Similarly, teenagers in New Jersey were recently caught sharing fake nude photos of their classmates, made with AI tools.
And while these are malicious examples, companies like Alphabet, Google’s parent company, are trying to make changes to personal images a good thing.
With its latest Pixel phone, the company unveiled a suite of new and upgraded tools that can automatically replace one person’s face in an image with the face of another, or quickly remove someone from a photo entirely.
Making photos perfect is neat, but it also welcomes the end of capturing authentic personal memories, with their spontaneous quirks and unplanned moments. Joseph Stalin, who was fond of erasing people he didn’t like from official photos, would have loved this technique.
In Google’s defense, it adds a record of whether an image has been modified to the data attached to it. But such metadata is only available in the original photo and some copies, and is easy enough to remove.
The rapid adoption of many different AI tools means that we are now forced to question everything that we are exposed to in any medium, from our immediate communities to the geopolitical, says Hany Farid, a professor at the University of California, Berkeley who specializes in digital forensics and image analysis.
To put our current moment in historical context, he notes that the PC revolution made it easy to store and replicate information, the internet made it easy to publish, the mobile revolution made it easier than ever to access and disseminate, and the rise of AI has made it easy to create disinformation. And each revolution came faster than the one before it.
Not everyone agrees that arming the public with easy access to AI will exacerbate our current difficulties with disinformation. The primary argument of such experts is that there is already far more misinformation on the internet than a person can consume, so throwing more into the mix will not make matters worse.

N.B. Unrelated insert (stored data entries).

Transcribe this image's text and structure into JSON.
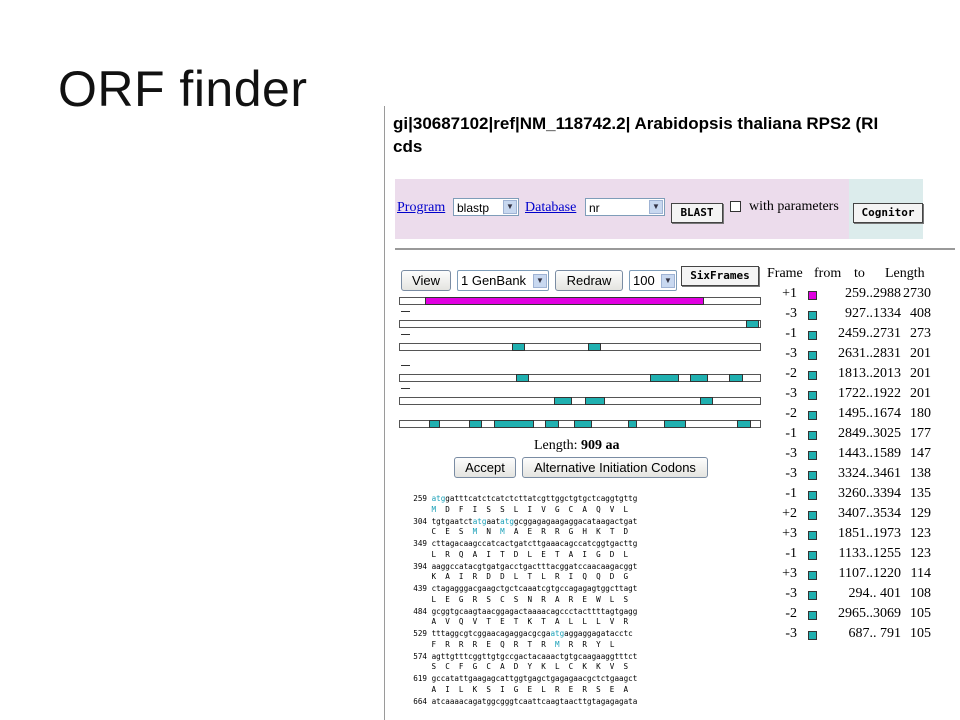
{
  "slide": {
    "title": "ORF finder"
  },
  "header": {
    "line1": "gi|30687102|ref|NM_118742.2| Arabidopsis thaliana RPS2 (RI",
    "line2": "cds"
  },
  "blast": {
    "program_label": "Program",
    "program_value": "blastp",
    "database_label": "Database",
    "database_value": "nr",
    "blast_button": "BLAST",
    "params_label": "with parameters",
    "cognitor_button": "Cognitor"
  },
  "toolbar": {
    "view_button": "View",
    "format_value": "1 GenBank",
    "redraw_button": "Redraw",
    "minlen_value": "100",
    "sixframes_button": "SixFrames"
  },
  "table": {
    "headers": {
      "frame": "Frame",
      "from": "from",
      "to": "to",
      "length": "Length"
    },
    "rows": [
      {
        "frame": "+1",
        "range": "259..2988",
        "length": "2730",
        "color": "#e000e0"
      },
      {
        "frame": "-3",
        "range": "927..1334",
        "length": "408",
        "color": "#20b0b0"
      },
      {
        "frame": "-1",
        "range": "2459..2731",
        "length": "273",
        "color": "#20b0b0"
      },
      {
        "frame": "-3",
        "range": "2631..2831",
        "length": "201",
        "color": "#20b0b0"
      },
      {
        "frame": "-2",
        "range": "1813..2013",
        "length": "201",
        "color": "#20b0b0"
      },
      {
        "frame": "-3",
        "range": "1722..1922",
        "length": "201",
        "color": "#20b0b0"
      },
      {
        "frame": "-2",
        "range": "1495..1674",
        "length": "180",
        "color": "#20b0b0"
      },
      {
        "frame": "-1",
        "range": "2849..3025",
        "length": "177",
        "color": "#20b0b0"
      },
      {
        "frame": "-3",
        "range": "1443..1589",
        "length": "147",
        "color": "#20b0b0"
      },
      {
        "frame": "-3",
        "range": "3324..3461",
        "length": "138",
        "color": "#20b0b0"
      },
      {
        "frame": "-1",
        "range": "3260..3394",
        "length": "135",
        "color": "#20b0b0"
      },
      {
        "frame": "+2",
        "range": "3407..3534",
        "length": "129",
        "color": "#20b0b0"
      },
      {
        "frame": "+3",
        "range": "1851..1973",
        "length": "123",
        "color": "#20b0b0"
      },
      {
        "frame": "-1",
        "range": "1133..1255",
        "length": "123",
        "color": "#20b0b0"
      },
      {
        "frame": "+3",
        "range": "1107..1220",
        "length": "114",
        "color": "#20b0b0"
      },
      {
        "frame": "-3",
        "range": "294.. 401",
        "length": "108",
        "color": "#20b0b0"
      },
      {
        "frame": "-2",
        "range": "2965..3069",
        "length": "105",
        "color": "#20b0b0"
      },
      {
        "frame": "-3",
        "range": "687.. 791",
        "length": "105",
        "color": "#20b0b0"
      }
    ]
  },
  "orf_map": {
    "length_label": "Length:",
    "length_value": "909 aa",
    "accept_button": "Accept",
    "alt_button": "Alternative Initiation Codons",
    "frames": [
      {
        "dash": false,
        "orfs": [
          {
            "start": 0.07,
            "end": 0.84,
            "color": "#e000e0"
          }
        ]
      },
      {
        "dash": true,
        "orfs": [
          {
            "start": 0.955,
            "end": 0.99,
            "color": "#20b0b0"
          }
        ]
      },
      {
        "dash": true,
        "orfs": [
          {
            "start": 0.31,
            "end": 0.345,
            "color": "#20b0b0"
          },
          {
            "start": 0.52,
            "end": 0.555,
            "color": "#20b0b0"
          }
        ]
      },
      {
        "dash": true,
        "orfs": [
          {
            "start": 0.32,
            "end": 0.355,
            "color": "#20b0b0"
          },
          {
            "start": 0.69,
            "end": 0.77,
            "color": "#20b0b0"
          },
          {
            "start": 0.8,
            "end": 0.85,
            "color": "#20b0b0"
          },
          {
            "start": 0.91,
            "end": 0.95,
            "color": "#20b0b0"
          }
        ]
      },
      {
        "dash": true,
        "orfs": [
          {
            "start": 0.425,
            "end": 0.475,
            "color": "#20b0b0"
          },
          {
            "start": 0.51,
            "end": 0.565,
            "color": "#20b0b0"
          },
          {
            "start": 0.83,
            "end": 0.865,
            "color": "#20b0b0"
          }
        ]
      },
      {
        "dash": false,
        "orfs": [
          {
            "start": 0.08,
            "end": 0.11,
            "color": "#20b0b0"
          },
          {
            "start": 0.19,
            "end": 0.225,
            "color": "#20b0b0"
          },
          {
            "start": 0.26,
            "end": 0.37,
            "color": "#20b0b0"
          },
          {
            "start": 0.4,
            "end": 0.44,
            "color": "#20b0b0"
          },
          {
            "start": 0.48,
            "end": 0.53,
            "color": "#20b0b0"
          },
          {
            "start": 0.63,
            "end": 0.655,
            "color": "#20b0b0"
          },
          {
            "start": 0.73,
            "end": 0.79,
            "color": "#20b0b0"
          },
          {
            "start": 0.93,
            "end": 0.97,
            "color": "#20b0b0"
          }
        ]
      }
    ]
  },
  "sequence": [
    {
      "pos": "259",
      "nt": [
        {
          "t": "atg",
          "s": true
        },
        {
          "t": "gatttcatctcatctcttatcgttggctgtgctcaggtgttg",
          "s": false
        }
      ],
      "aa": [
        {
          "t": "M",
          "s": true
        },
        {
          "t": "  D  F  I  S  S  L  I  V  G  C  A  Q  V  L",
          "s": false
        }
      ]
    },
    {
      "pos": "304",
      "nt": [
        {
          "t": "tgtgaatct",
          "s": false
        },
        {
          "t": "atg",
          "s": true
        },
        {
          "t": "aat",
          "s": false
        },
        {
          "t": "atg",
          "s": true
        },
        {
          "t": "gcggagagaagaggacataagactgat",
          "s": false
        }
      ],
      "aa": [
        {
          "t": "C  E  S  ",
          "s": false
        },
        {
          "t": "M",
          "s": true
        },
        {
          "t": "  N  ",
          "s": false
        },
        {
          "t": "M",
          "s": true
        },
        {
          "t": "  A  E  R  R  G  H  K  T  D",
          "s": false
        }
      ]
    },
    {
      "pos": "349",
      "nt": [
        {
          "t": "cttagacaagccatcactgatcttgaaacagccatcggtgacttg",
          "s": false
        }
      ],
      "aa": [
        {
          "t": "L  R  Q  A  I  T  D  L  E  T  A  I  G  D  L",
          "s": false
        }
      ]
    },
    {
      "pos": "394",
      "nt": [
        {
          "t": "aaggccatacgtgatgacctgactttacggatccaacaagacggt",
          "s": false
        }
      ],
      "aa": [
        {
          "t": "K  A  I  R  D  D  L  T  L  R  I  Q  Q  D  G",
          "s": false
        }
      ]
    },
    {
      "pos": "439",
      "nt": [
        {
          "t": "ctagagggacgaagctgctcaaatcgtgccagagagtggcttagt",
          "s": false
        }
      ],
      "aa": [
        {
          "t": "L  E  G  R  S  C  S  N  R  A  R  E  W  L  S",
          "s": false
        }
      ]
    },
    {
      "pos": "484",
      "nt": [
        {
          "t": "gcggtgcaagtaacggagactaaaacagccctacttttagtgagg",
          "s": false
        }
      ],
      "aa": [
        {
          "t": "A  V  Q  V  T  E  T  K  T  A  L  L  L  V  R",
          "s": false
        }
      ]
    },
    {
      "pos": "529",
      "nt": [
        {
          "t": "tttaggcgtcggaacagaggacgcga",
          "s": false
        },
        {
          "t": "atg",
          "s": true
        },
        {
          "t": "aggaggagatacctc",
          "s": false
        }
      ],
      "aa": [
        {
          "t": "F  R  R  R  E  Q  R  T  R  ",
          "s": false
        },
        {
          "t": "M",
          "s": true
        },
        {
          "t": "  R  R  Y  L",
          "s": false
        }
      ]
    },
    {
      "pos": "574",
      "nt": [
        {
          "t": "agttgtttcggttgtgccgactacaaactgtgcaagaaggtttct",
          "s": false
        }
      ],
      "aa": [
        {
          "t": "S  C  F  G  C  A  D  Y  K  L  C  K  K  V  S",
          "s": false
        }
      ]
    },
    {
      "pos": "619",
      "nt": [
        {
          "t": "gccatattgaagagcattggtgagctgagagaacgctctgaagct",
          "s": false
        }
      ],
      "aa": [
        {
          "t": "A  I  L  K  S  I  G  E  L  R  E  R  S  E  A",
          "s": false
        }
      ]
    },
    {
      "pos": "664",
      "nt": [
        {
          "t": "atcaaaacagatggcgggtcaattcaagtaacttgtagagagata",
          "s": false
        }
      ],
      "aa": []
    }
  ]
}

Even if that’s true, it’s not exactly reassuring, especially given that trust in institutions is already at one of its lowest points in 70 years, according to the nonpartisan Pew Research Center, and polarization — a measure of how much we distrust each other – is at a high point.
“What happens when we have eroded trust in the media, governments and experts?” says Farid. “If you don’t trust me and I don’t trust you, how do we respond to pandemics or climate change, or have fair and open elections? That’s how authoritarianism happens – when you erode trust in institutions.”